Il y a deux mois, nous avons fini de développer une JooL Box qui permet d'automatiser toute la chaîne de production. Elle pallie aux missions que les télépilotes ne peuvent pas réaliser par eux-mêmes dans les zones éloignées. Cette box est compatible avec n'importe quel drone du marché. Le service qui se rapporte à l'utilisation des drones en Afrique reste couteux, mais grâce à notre « boîte magique », nous permettons à nos clients de réaliser des économies importantes liées au salaire du télépilote, à son transport sur le site et à ses frais de bouche.
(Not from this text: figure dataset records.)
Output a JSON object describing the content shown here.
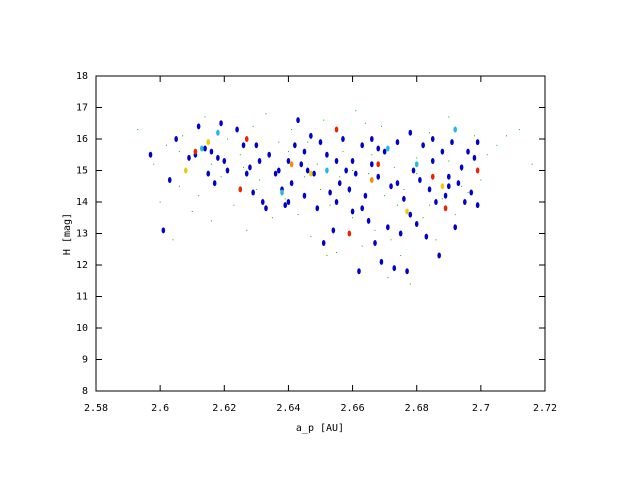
{
  "chart_data": {
    "type": "scatter",
    "x_label": "a_p [AU]",
    "y_label": "H [mag]",
    "xlim": [
      2.58,
      2.72
    ],
    "xticks": [
      2.58,
      2.6,
      2.62,
      2.64,
      2.66,
      2.68,
      2.7,
      2.72
    ],
    "ylim": [
      8,
      18
    ],
    "yticks": [
      8,
      9,
      10,
      11,
      12,
      13,
      14,
      15,
      16,
      17,
      18
    ],
    "series": [
      {
        "color": "#00bb00",
        "marker": "dot",
        "x": [
          2.593,
          2.598,
          2.6,
          2.602,
          2.604,
          2.606,
          2.607,
          2.61,
          2.612,
          2.614,
          2.616,
          2.619,
          2.621,
          2.623,
          2.625,
          2.627,
          2.629,
          2.631,
          2.633,
          2.635,
          2.637,
          2.639,
          2.641,
          2.643,
          2.645,
          2.647,
          2.649,
          2.651,
          2.653,
          2.655,
          2.657,
          2.659,
          2.661,
          2.663,
          2.665,
          2.667,
          2.669,
          2.671,
          2.673,
          2.675,
          2.676,
          2.678,
          2.68,
          2.682,
          2.684,
          2.686,
          2.688,
          2.69,
          2.692,
          2.694,
          2.696,
          2.698,
          2.7,
          2.702,
          2.705,
          2.708,
          2.712,
          2.716,
          2.65,
          2.66,
          2.67,
          2.62,
          2.63,
          2.64,
          2.68,
          2.69,
          2.66,
          2.646,
          2.666,
          2.674,
          2.656,
          2.636,
          2.626,
          2.616,
          2.684,
          2.694,
          2.664,
          2.672,
          2.652,
          2.606
        ],
        "values": [
          16.3,
          15.2,
          14.0,
          15.8,
          12.8,
          14.5,
          16.1,
          13.7,
          14.2,
          16.7,
          13.4,
          14.8,
          16.0,
          13.9,
          15.5,
          13.1,
          16.4,
          14.7,
          16.8,
          13.5,
          15.9,
          14.1,
          16.3,
          13.6,
          14.8,
          12.9,
          15.2,
          16.6,
          13.9,
          12.4,
          15.6,
          14.3,
          16.9,
          12.6,
          14.9,
          13.1,
          16.4,
          11.6,
          15.1,
          12.3,
          14.4,
          11.4,
          15.4,
          13.5,
          16.2,
          12.8,
          14.1,
          16.7,
          13.6,
          15.0,
          14.3,
          16.1,
          14.7,
          15.5,
          15.8,
          16.1,
          16.3,
          15.2,
          14.4,
          15.0,
          14.2,
          15.3,
          14.4,
          15.6,
          14.9,
          15.3,
          13.5,
          15.9,
          15.5,
          13.9,
          14.8,
          14.9,
          15.1,
          15.2,
          13.9,
          14.5,
          16.5,
          12.8,
          12.3,
          15.6
        ]
      },
      {
        "color": "#0000cc",
        "marker": "ellipse",
        "x": [
          2.597,
          2.601,
          2.603,
          2.605,
          2.609,
          2.611,
          2.612,
          2.614,
          2.615,
          2.616,
          2.617,
          2.618,
          2.619,
          2.62,
          2.621,
          2.624,
          2.626,
          2.627,
          2.628,
          2.629,
          2.631,
          2.632,
          2.633,
          2.634,
          2.636,
          2.637,
          2.638,
          2.639,
          2.64,
          2.641,
          2.642,
          2.643,
          2.644,
          2.645,
          2.646,
          2.647,
          2.648,
          2.649,
          2.65,
          2.651,
          2.652,
          2.653,
          2.654,
          2.655,
          2.656,
          2.657,
          2.658,
          2.659,
          2.66,
          2.661,
          2.662,
          2.663,
          2.664,
          2.665,
          2.666,
          2.667,
          2.668,
          2.669,
          2.67,
          2.671,
          2.672,
          2.673,
          2.674,
          2.675,
          2.676,
          2.677,
          2.678,
          2.679,
          2.68,
          2.681,
          2.682,
          2.683,
          2.684,
          2.685,
          2.686,
          2.687,
          2.688,
          2.689,
          2.69,
          2.691,
          2.692,
          2.693,
          2.694,
          2.695,
          2.696,
          2.697,
          2.698,
          2.699,
          2.699,
          2.663,
          2.668,
          2.674,
          2.666,
          2.655,
          2.645,
          2.678,
          2.685,
          2.69,
          2.66,
          2.64,
          2.63
        ],
        "values": [
          15.5,
          13.1,
          14.7,
          16.0,
          15.4,
          15.5,
          16.4,
          15.7,
          14.9,
          15.6,
          14.6,
          15.4,
          16.5,
          15.3,
          15.0,
          16.3,
          15.8,
          14.9,
          15.1,
          14.3,
          15.3,
          14.0,
          13.8,
          15.5,
          14.9,
          15.0,
          14.4,
          13.9,
          15.3,
          14.6,
          15.8,
          16.6,
          15.2,
          14.2,
          15.0,
          16.1,
          14.9,
          13.8,
          15.9,
          12.7,
          15.5,
          14.3,
          13.1,
          15.3,
          14.6,
          16.0,
          15.0,
          14.4,
          13.7,
          14.9,
          11.8,
          15.8,
          14.2,
          13.4,
          15.2,
          12.7,
          14.8,
          12.1,
          15.6,
          13.2,
          14.5,
          11.9,
          15.9,
          13.0,
          14.1,
          11.8,
          16.2,
          15.0,
          13.3,
          14.7,
          15.8,
          12.9,
          14.4,
          15.3,
          14.0,
          12.3,
          15.6,
          14.2,
          14.8,
          15.9,
          13.2,
          14.6,
          15.1,
          14.0,
          15.6,
          14.3,
          15.4,
          13.9,
          15.9,
          13.8,
          15.7,
          14.6,
          16.0,
          14.0,
          15.6,
          13.6,
          16.0,
          14.5,
          15.3,
          14.0,
          15.8
        ]
      },
      {
        "color": "#ee2200",
        "marker": "ellipse",
        "x": [
          2.611,
          2.627,
          2.625,
          2.655,
          2.659,
          2.668,
          2.685,
          2.689,
          2.699
        ],
        "values": [
          15.6,
          16.0,
          14.4,
          16.3,
          13.0,
          15.2,
          14.8,
          13.8,
          15.0
        ]
      },
      {
        "color": "#22bbdd",
        "marker": "ellipse",
        "x": [
          2.613,
          2.618,
          2.638,
          2.652,
          2.671,
          2.692,
          2.68
        ],
        "values": [
          15.7,
          16.2,
          14.3,
          15.0,
          15.7,
          16.3,
          15.2
        ]
      },
      {
        "color": "#eecc00",
        "marker": "ellipse",
        "x": [
          2.608,
          2.615,
          2.647,
          2.677,
          2.688
        ],
        "values": [
          15.0,
          15.9,
          14.9,
          13.7,
          14.5
        ]
      },
      {
        "color": "#ff8800",
        "marker": "ellipse",
        "x": [
          2.641,
          2.666
        ],
        "values": [
          15.2,
          14.7
        ]
      }
    ]
  }
}
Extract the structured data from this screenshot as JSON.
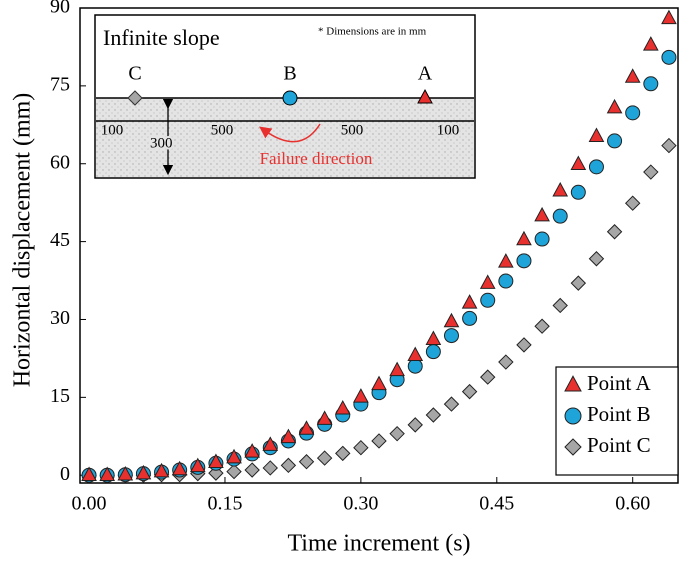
{
  "chart_data": {
    "type": "scatter",
    "xlabel": "Time increment (s)",
    "ylabel": "Horizontal displacement (mm)",
    "x": [
      0,
      0.02,
      0.04,
      0.06,
      0.08,
      0.1,
      0.12,
      0.14,
      0.16,
      0.18,
      0.2,
      0.22,
      0.24,
      0.26,
      0.28,
      0.3,
      0.32,
      0.34,
      0.36,
      0.38,
      0.4,
      0.42,
      0.44,
      0.46,
      0.48,
      0.5,
      0.52,
      0.54,
      0.56,
      0.58,
      0.6,
      0.62,
      0.64
    ],
    "series": [
      {
        "name": "Point A",
        "color": "#e8312f",
        "marker": "triangle",
        "values": [
          0,
          0.0,
          0.1,
          0.3,
          0.7,
          1.1,
          1.7,
          2.5,
          3.4,
          4.5,
          5.8,
          7.3,
          8.9,
          10.8,
          12.8,
          15.1,
          17.5,
          20.2,
          23.1,
          26.2,
          29.6,
          33.2,
          37.0,
          41.1,
          45.4,
          50.0,
          54.8,
          59.9,
          65.3,
          70.8,
          76.7,
          82.9,
          88.0
        ]
      },
      {
        "name": "Point B",
        "color": "#1ea4d8",
        "marker": "circle",
        "values": [
          0,
          0.0,
          0.1,
          0.3,
          0.6,
          1.0,
          1.5,
          2.3,
          3.1,
          4.1,
          5.3,
          6.6,
          8.1,
          9.8,
          11.6,
          13.7,
          15.9,
          18.4,
          21.0,
          23.8,
          26.9,
          30.2,
          33.7,
          37.4,
          41.3,
          45.5,
          49.9,
          54.5,
          59.4,
          64.4,
          69.8,
          75.4,
          80.5
        ]
      },
      {
        "name": "Point C",
        "color": "#a6a6a6",
        "marker": "diamond",
        "values": [
          0,
          0.0,
          0.0,
          0.0,
          0.1,
          0.1,
          0.3,
          0.4,
          0.7,
          1.0,
          1.4,
          1.9,
          2.6,
          3.3,
          4.2,
          5.3,
          6.6,
          8.0,
          9.7,
          11.6,
          13.7,
          16.1,
          18.9,
          21.8,
          25.1,
          28.7,
          32.7,
          37.0,
          41.7,
          46.9,
          52.4,
          58.4,
          63.5
        ]
      }
    ],
    "xlim": [
      -0.01,
      0.65
    ],
    "xticks": [
      {
        "value": 0,
        "label": "0.00"
      },
      {
        "value": 0.15,
        "label": "0.15"
      },
      {
        "value": 0.3,
        "label": "0.30"
      },
      {
        "value": 0.45,
        "label": "0.45"
      },
      {
        "value": 0.6,
        "label": "0.60"
      }
    ],
    "ylim": [
      -1.5,
      90
    ],
    "yticks": [
      0,
      15,
      30,
      45,
      60,
      75,
      90
    ],
    "grid": false,
    "legend": "lower right",
    "inset": {
      "title": "Infinite slope",
      "note": "* Dimensions are in mm",
      "point_labels": [
        "C",
        "B",
        "A"
      ],
      "dimensions": [
        "100",
        "500",
        "500",
        "100",
        "300"
      ],
      "arrow_label": "Failure direction"
    }
  }
}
Par ailleurs, le télépilote ne peut pas travailler toute la journée et peut être exposé à des risques dans certaines zones dangereuses. Le drone est placé dans la station d'accueil automatisée (JooL Box) sur un site donné et décolle sur demande, à distance. Une fois la mission terminée, il retourne dans sa boîte où il se recharge sur secteur ou grâce à l'énergie solaire. La JooL Box est inviolable, protégée de la faune et des intempéries et permet de récolter de la data sur l'environnement dans lequel elle se trouve, grâce à différents capteurs. Elle se fond dans le décor et se bloque automatiquement si nécessaire.

De quelle façon souhaitez-vous faire évoluer la JooL Box ?

La JooL Box coûte entre 15.000 et 20.000 euros ce qui est relativement cher, donc nous souhaitons produire à plus grande échelle pour faire baisser les coûts. Nous souhaitons aussi la miniaturiser pour la rendre mobile et accessible à un plus grand nombre d'utilisateurs. Nous sommes en pleine recherche et développement pour identifier la meilleure option.

Qui sont vos principaux clients à ce jour ?

Nous travaillons avec des clients très divers : des institutions, des États et des acteurs privés. Nos solutions de sécurisation à distance concernent aujourd'hui des sites comme les forêts, les exploitations agricoles, les chantiers de construction ou les sites miniers. Nous travaillons notamment avec les ministères des Eaux et forêts et de la Défense, pour ce qui relève de la surveillance territoriale, du contrôle des forêts, de la lutte contre la déforestation et contre le braconnage. Nous touchons également les coopératives agricoles. En deux ans, nous avons déjà plus d'une cinquantaine de clients en Côte d'Ivoire.

Cette JooL Box adaptée aux drones intéresse-t-elle déjà d'autres pays africains ?

Nous sommes en discussion avec plusieurs pays. Dernièrement, lors du salon Vivatech à Paris, nous avons rencontré plusieurs interlocuteurs de la sous-région qui se sont montrés intéressés, du Togo, au Cameroun en passant par le Bénin. Nous avons d'ailleurs signé deux nouveaux mémorandums d'entente, l'un avec le Sénégal et l'autre avec la Côte d'Ivoire. Pour assurer la maintenance de nos drones à l'extérieur de la Côte d'Ivoire, nous prévoyons de développer d'autres académies de formation au niveau régional. Nous souhaitons à terme nous développer sur tout le continent africain. Par ailleurs, nous avons récemment rencontré des interlocuteurs originaires d'autres continents, qui semblent intéressés par nos solutions.

Parallèlement à JooL International, vous êtes en pleine diversification de vos activités...

Je mène plusieurs activités en parallèle. Je suis agriculteur et je possède un cheptel de moutons et de bœufs du côté de Bouaké. Je m'intéresse à des solutions de smart cities et je suis impliqué dans une nouvelle entreprise, que j'ai co-fondée avec des amis pour vulgariser les impressions 3D en Côte d'Ivoire. Nous développons un volet formation pour renforcer les compétences locales en informatique et en robotique. A titre personnel, j'ai formé bénévolement plus de 600 jeunes filles depuis 2019, dans le cadre de différents programmes numériques en Côte d'Ivoire (...) Nous allons bientôt nous lancer dans le recyclage de déchets plastiques pour les transformer en matières premières de fabrication numérique. Nous voulons, dans un premier temps, fabriquer des coques de voitures.